Rien de saccadé, rien de forcé! Quant à moi, ma pièce originale vient de mon sang pour se monter comme une nuit étoilée qui raconte des années lumières. Elle se tisse de mots de toutes les couleurs! Ces coquillages, mes mots, jaillissent d’un fond singulier, ce plein de mes expériences personnelles, mon intime sans leurs amertumes, mes ruines à collectionner comme dans un musée, et c’est par amour pour la femme que je suis que je ne compte que mes propres dits, que je ne compte que sur mes propres vies. Je doute, je pense et j’écris.
Être soi, c’est respecter l’autre en ne prétendant pas être lui, en n’en faisant pas un éclat à se greffer pour se faire remarquer! Je ne me voilerai pas à corrompre mon univers avec leur je ne sais quoi, j’aime ma soie. Je ne pardonne pas à qui ne respecte pas mon champ de saveurs à moi. Qu’il s’écrase au loin, je ne regarderai même pas ce que je n’aime pas. J’ai renoncé à renoncer il y a bien plus longtemps que vous ne puissiez l’imaginer. Avant la naissance de la violence sournoise, avant l’intrusion des prétentions à profusion, c’était déjà au temps des coups de bâton et de la dissociation, des cris du corps et des angoisses pâles qui revenaient en rafales, de la vertigineuse peur sale.
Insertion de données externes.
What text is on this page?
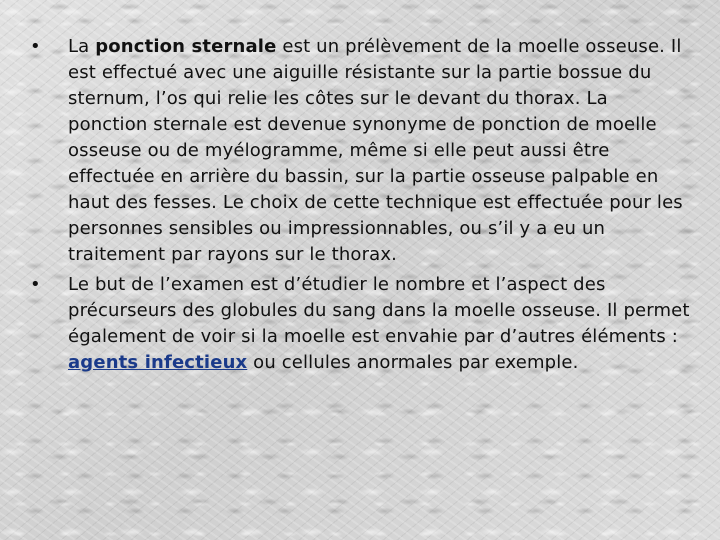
• La ponction sternale est un prélèvement de la moelle osseuse. Il est effectué avec une aiguille résistante sur la partie bossue du sternum, l’os qui relie les côtes sur le devant du thorax. La ponction sternale est devenue synonyme de ponction de moelle osseuse ou de myélogramme, même si elle peut aussi être effectuée en arrière du bassin, sur la partie osseuse palpable en haut des fesses. Le choix de cette technique est effectuée pour les personnes sensibles ou impressionnables, ou s’il y a eu un traitement par rayons sur le thorax.
• Le but de l’examen est d’étudier le nombre et l’aspect des précurseurs des globules du sang dans la moelle osseuse. Il permet également de voir si la moelle est envahie par d’autres éléments : agents infectieux ou cellules anormales par exemple.
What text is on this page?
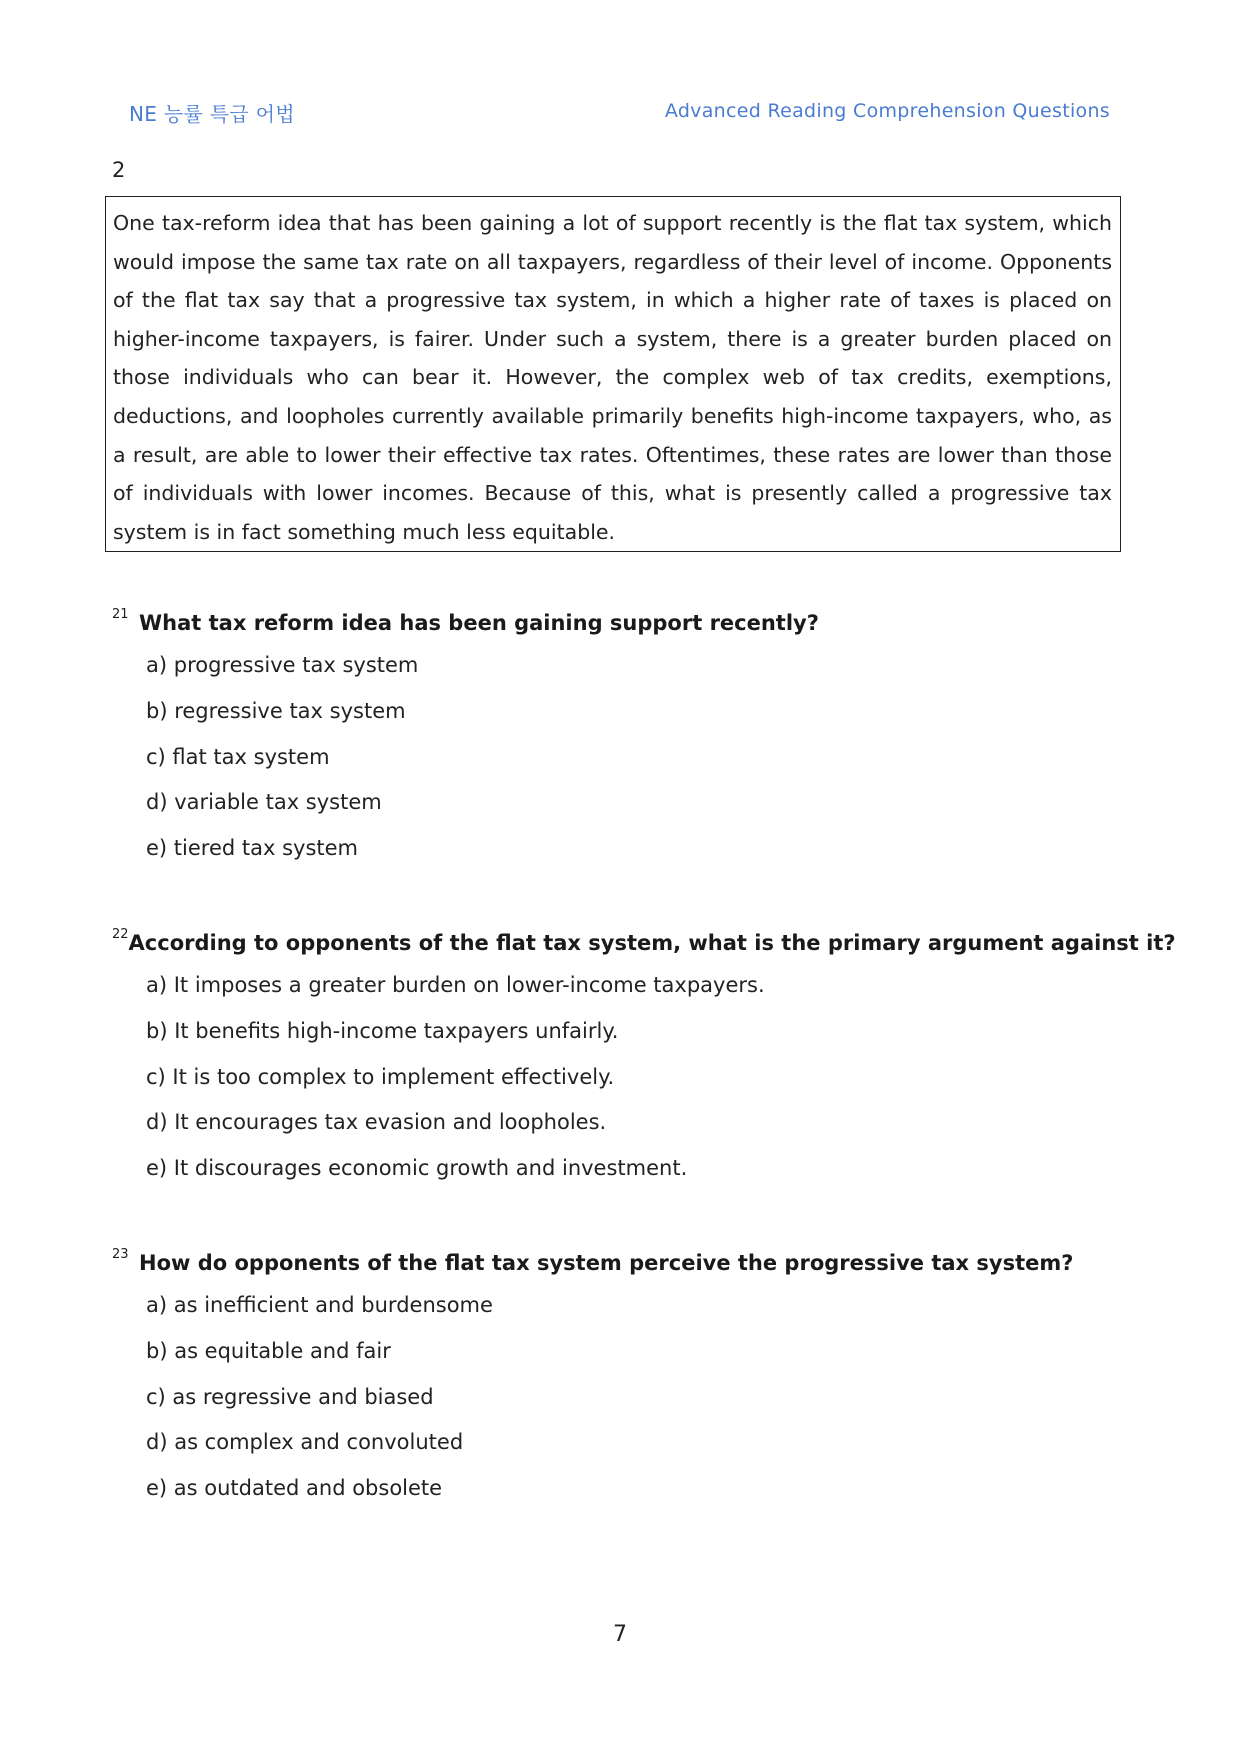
NE 능률 특급 어법	Advanced Reading Comprehension Questions
2

One tax-reform idea that has been gaining a lot of support recently is the flat tax system, which would impose the same tax rate on all taxpayers, regardless of their level of income. Opponents of the flat tax say that a progressive tax system, in which a higher rate of taxes is placed on higher-income taxpayers, is fairer. Under such a system, there is a greater burden placed on those individuals who can bear it. However, the complex web of tax credits, exemptions, deductions, and loopholes currently available primarily benefits high-income taxpayers, who, as a result, are able to lower their effective tax rates. Oftentimes, these rates are lower than those of individuals with lower incomes. Because of this, what is presently called a progressive tax system is in fact something much less equitable.

21 What tax reform idea has been gaining support recently?
a) progressive tax system
b) regressive tax system
c) flat tax system
d) variable tax system
e) tiered tax system
22 According to opponents of the flat tax system, what is the primary argument against it?
a) It imposes a greater burden on lower-income taxpayers.
b) It benefits high-income taxpayers unfairly.
c) It is too complex to implement effectively.
d) It encourages tax evasion and loopholes.
e) It discourages economic growth and investment.
23 How do opponents of the flat tax system perceive the progressive tax system?
a) as inefficient and burdensome
b) as equitable and fair
c) as regressive and biased
d) as complex and convoluted
e) as outdated and obsolete
7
Je me soutiens, je me contiens, je me tiens et je me retiens, je me livre et j’écris moi-même mes livres, mes poèmes et les folles paroles d’un « je t’aime ». Je ne professe pas la lumière des dieux pour créer la peine et en faire une rengaine. Le sadisme du graphique cru, l’occasion de dire ce qui ne se dit pas en prétendant dire ce qui devrait être dit, non, merci! Devrais-je lire ou éviter ce pire? La question ne se pose même plus, je dis non et ma guerre est gagnée contre le vice, contre l’illumination théâtralisée, la redondance de ce qui n’a rien de sacré, dévoilé voilé. J’ai presque perdu de vue la littérature sous ces tristes ratures et petites signatures.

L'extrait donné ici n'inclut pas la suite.